Here’s more dire news from California. The Golden State may be known as the cradle of computer innovation, but several state agencies can’t get their computers to perform essential functions, despite hundreds of millions of dollars in cost overruns for repair and upgrade work, according to the Los Angeles Times.
Although taxpayer money has been flowing to corporate consultants and software overhauls, some computer systems are on the verge of collapse, and some replacement projects are years behind schedule or have been scrapped because they didn’t work.
The antiquated systems have even been cited by top finance officials as a contributing factor in the difficulty the state has managing its money. A lack of shared databases results in a sluggish information flow that can hamper financial decision-making. Budget officials may have trouble obtaining accurate, up-to-date numbers, and the information lag can hinder purchasing and investment decisions.
The computer and software malfunctions just exacerbate a terrible budgetary situation for California, which is staring at a $21 billion shortfall over this year and next.
New York, meanwhile, may face a costly dilemma: it’s bond rating may be in peril depending on what decisions it makes to close this year’s budgetary shortfall, reports the Albany Times-Union. If bond rating agencies downgrade New York’s bond rating, that will make borrowing more expensive because the state is seen as a bigger risk.
Just over the New York border, Pennsylvania is considering something it’s never done before: contracting with another state or states to board as many as 2,000 convicted criminals, according to the Philadelphia Inquirer.
The United States government is financing its more than trillion-dollar-a-year borrowing with i.o.u.’s on terms that seem too good to be true.
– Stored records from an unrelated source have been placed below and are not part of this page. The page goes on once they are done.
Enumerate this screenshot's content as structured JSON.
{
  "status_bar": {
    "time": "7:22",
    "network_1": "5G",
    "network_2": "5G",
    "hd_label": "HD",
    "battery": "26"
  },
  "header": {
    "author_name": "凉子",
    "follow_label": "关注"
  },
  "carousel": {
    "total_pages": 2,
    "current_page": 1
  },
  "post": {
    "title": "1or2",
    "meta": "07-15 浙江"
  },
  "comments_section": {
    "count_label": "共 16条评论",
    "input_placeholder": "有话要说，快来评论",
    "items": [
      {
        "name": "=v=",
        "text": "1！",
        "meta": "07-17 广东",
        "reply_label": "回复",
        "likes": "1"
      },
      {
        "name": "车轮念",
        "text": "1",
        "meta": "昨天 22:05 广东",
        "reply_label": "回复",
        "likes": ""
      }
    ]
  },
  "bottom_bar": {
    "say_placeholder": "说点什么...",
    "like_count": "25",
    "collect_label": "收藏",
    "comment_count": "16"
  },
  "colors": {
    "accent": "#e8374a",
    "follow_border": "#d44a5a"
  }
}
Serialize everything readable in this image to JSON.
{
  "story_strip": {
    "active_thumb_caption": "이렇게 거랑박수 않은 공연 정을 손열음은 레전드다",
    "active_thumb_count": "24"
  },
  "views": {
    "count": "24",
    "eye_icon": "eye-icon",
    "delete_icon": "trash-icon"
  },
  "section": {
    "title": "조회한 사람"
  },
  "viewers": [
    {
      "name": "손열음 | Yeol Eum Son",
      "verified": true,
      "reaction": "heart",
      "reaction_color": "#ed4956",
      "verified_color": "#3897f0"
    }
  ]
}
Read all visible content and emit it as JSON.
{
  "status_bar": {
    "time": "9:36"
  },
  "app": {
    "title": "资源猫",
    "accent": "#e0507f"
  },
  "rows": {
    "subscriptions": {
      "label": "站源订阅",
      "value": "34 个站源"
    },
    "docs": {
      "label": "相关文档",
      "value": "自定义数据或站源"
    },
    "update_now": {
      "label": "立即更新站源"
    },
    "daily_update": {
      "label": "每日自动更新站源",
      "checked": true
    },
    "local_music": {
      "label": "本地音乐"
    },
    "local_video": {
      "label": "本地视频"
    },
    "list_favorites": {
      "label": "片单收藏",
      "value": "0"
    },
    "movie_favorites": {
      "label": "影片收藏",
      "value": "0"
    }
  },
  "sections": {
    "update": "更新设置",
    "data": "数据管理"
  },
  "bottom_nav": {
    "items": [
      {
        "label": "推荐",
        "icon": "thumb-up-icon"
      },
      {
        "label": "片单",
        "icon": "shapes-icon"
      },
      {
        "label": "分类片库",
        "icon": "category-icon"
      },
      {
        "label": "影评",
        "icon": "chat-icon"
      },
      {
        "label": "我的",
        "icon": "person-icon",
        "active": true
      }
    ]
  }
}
And they are, reports the New York Times.
Treasury officials now face a trifecta of headaches: a mountain of new debt, a balloon of short-term borrowings that come due in the months ahead, and interest rates that are sure to climb back to normal as soon as the Federal Reserve decides that the emergency has passed.
The rising interest rates over the next decade could push the country’s debt service payment to $700 billion a year, the paper reports.
Finally, the militia movement is on the rise again. The Associated Press has a story today about the growth of militias in Alaska as a microcosm of what’s going on across the country. “Norm Olson’s militia is minuscule at the moment, but there has been a resurgence of the militia movement nationwide, in part coinciding with the advent of the Obama administration,” the AP story says. “At least 50 new right-wing militia groups have been identified by the Montgomery, Ala.-based Southern Poverty Law Center, a nonprofit civil rights organization. All have formed within the last two years, many spreading their speeches and combat exercises on YouTube.”